Aaron Oxley, executive director at health advocacy organization RESULTS UK, said that the announcement is a “great first step” and that he is “thrilled” at the “absolutely critical” decision to make the donation in addition to the £10 billion aid budget.
But he added: “We need to remember the reason we’re thrilled is because they cut money from the aid budget. In any normal year, if the government was behaving lawfully, this wouldn’t have been such a dramatic announcement. … Our praise needs to be tempered by the fact it didn't need to be cut in the first place.”

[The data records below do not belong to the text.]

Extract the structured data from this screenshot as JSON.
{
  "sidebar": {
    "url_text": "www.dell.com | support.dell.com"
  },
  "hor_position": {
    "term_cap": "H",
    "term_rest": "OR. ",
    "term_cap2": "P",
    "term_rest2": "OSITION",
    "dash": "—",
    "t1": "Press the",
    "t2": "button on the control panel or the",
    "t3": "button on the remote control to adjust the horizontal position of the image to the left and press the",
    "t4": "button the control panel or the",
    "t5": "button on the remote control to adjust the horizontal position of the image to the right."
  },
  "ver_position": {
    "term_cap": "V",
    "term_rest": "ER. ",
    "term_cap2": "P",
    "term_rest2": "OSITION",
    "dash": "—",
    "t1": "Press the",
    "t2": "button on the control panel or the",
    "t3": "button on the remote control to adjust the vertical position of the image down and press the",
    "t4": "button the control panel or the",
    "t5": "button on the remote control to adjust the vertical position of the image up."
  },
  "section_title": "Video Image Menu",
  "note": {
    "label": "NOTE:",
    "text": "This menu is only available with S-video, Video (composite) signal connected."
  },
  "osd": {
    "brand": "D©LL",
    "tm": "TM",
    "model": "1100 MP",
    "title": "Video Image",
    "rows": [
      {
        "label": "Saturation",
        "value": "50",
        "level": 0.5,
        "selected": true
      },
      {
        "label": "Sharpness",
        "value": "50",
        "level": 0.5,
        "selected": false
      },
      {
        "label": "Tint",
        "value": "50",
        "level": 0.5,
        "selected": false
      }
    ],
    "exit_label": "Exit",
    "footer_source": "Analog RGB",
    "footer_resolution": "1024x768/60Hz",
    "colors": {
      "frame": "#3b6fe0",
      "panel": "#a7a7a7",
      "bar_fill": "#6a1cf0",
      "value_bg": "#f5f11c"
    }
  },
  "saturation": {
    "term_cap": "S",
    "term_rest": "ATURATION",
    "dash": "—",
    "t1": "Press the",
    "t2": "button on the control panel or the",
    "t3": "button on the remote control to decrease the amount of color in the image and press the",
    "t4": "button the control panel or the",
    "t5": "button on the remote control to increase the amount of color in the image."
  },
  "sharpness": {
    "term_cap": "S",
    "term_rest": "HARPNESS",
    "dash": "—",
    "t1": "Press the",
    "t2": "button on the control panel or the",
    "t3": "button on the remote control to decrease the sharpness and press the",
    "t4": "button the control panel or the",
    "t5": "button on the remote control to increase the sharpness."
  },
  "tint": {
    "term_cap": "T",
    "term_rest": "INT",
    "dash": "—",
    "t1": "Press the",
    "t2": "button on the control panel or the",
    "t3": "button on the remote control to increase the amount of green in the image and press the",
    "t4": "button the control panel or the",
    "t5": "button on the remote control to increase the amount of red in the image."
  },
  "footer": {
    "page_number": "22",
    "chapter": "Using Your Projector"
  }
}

Whether the U.K. vaccine donation will be priced at the manufacturing cost, which is relatively low, or instead at the increased price set for high-income countries still needs to be clarified, added Oxley. He said: “It matters because it sets a dangerous precedent for the pricing of medical products globally. It’s not fair or equitable to buy lower-income countries vaccines at high-income country prices and using that to say, ‘Look how much we’ve given in aid.’”
Keep up with the effects of the U.K. aid cuts via our regularly updated tracker.
Campaigners also expressed concerns with the speed of the proposed vaccine distribution, 80% of which will be given through the COVAX initiative and the rest bilaterally. Five million of the surplus U.K. doses will be distributed by the end of September “primarily for use in the world’s poorest countries,” said the government statement. It added that 25 million more doses would be sent out by the end of 2021 and the remaining doses within the next year.
Lis Wallace, head of U.K. advocacy at the ONE Campaign, called for vaccine-sharing to begin immediately. “There’s a lot to like here, but it’s not happening anywhere near fast enough,” she told Devex. “Acceleration is the key message. We need doses shared with COVAX right now to address the global supply crisis.”
She added: “Really, the G-7’s aim to provide 1 billion doses should be seen as an absolute minimum, and the time frame needs to speed up. This must be backed by additional funding and a fully costed plan to end the pandemic for good.”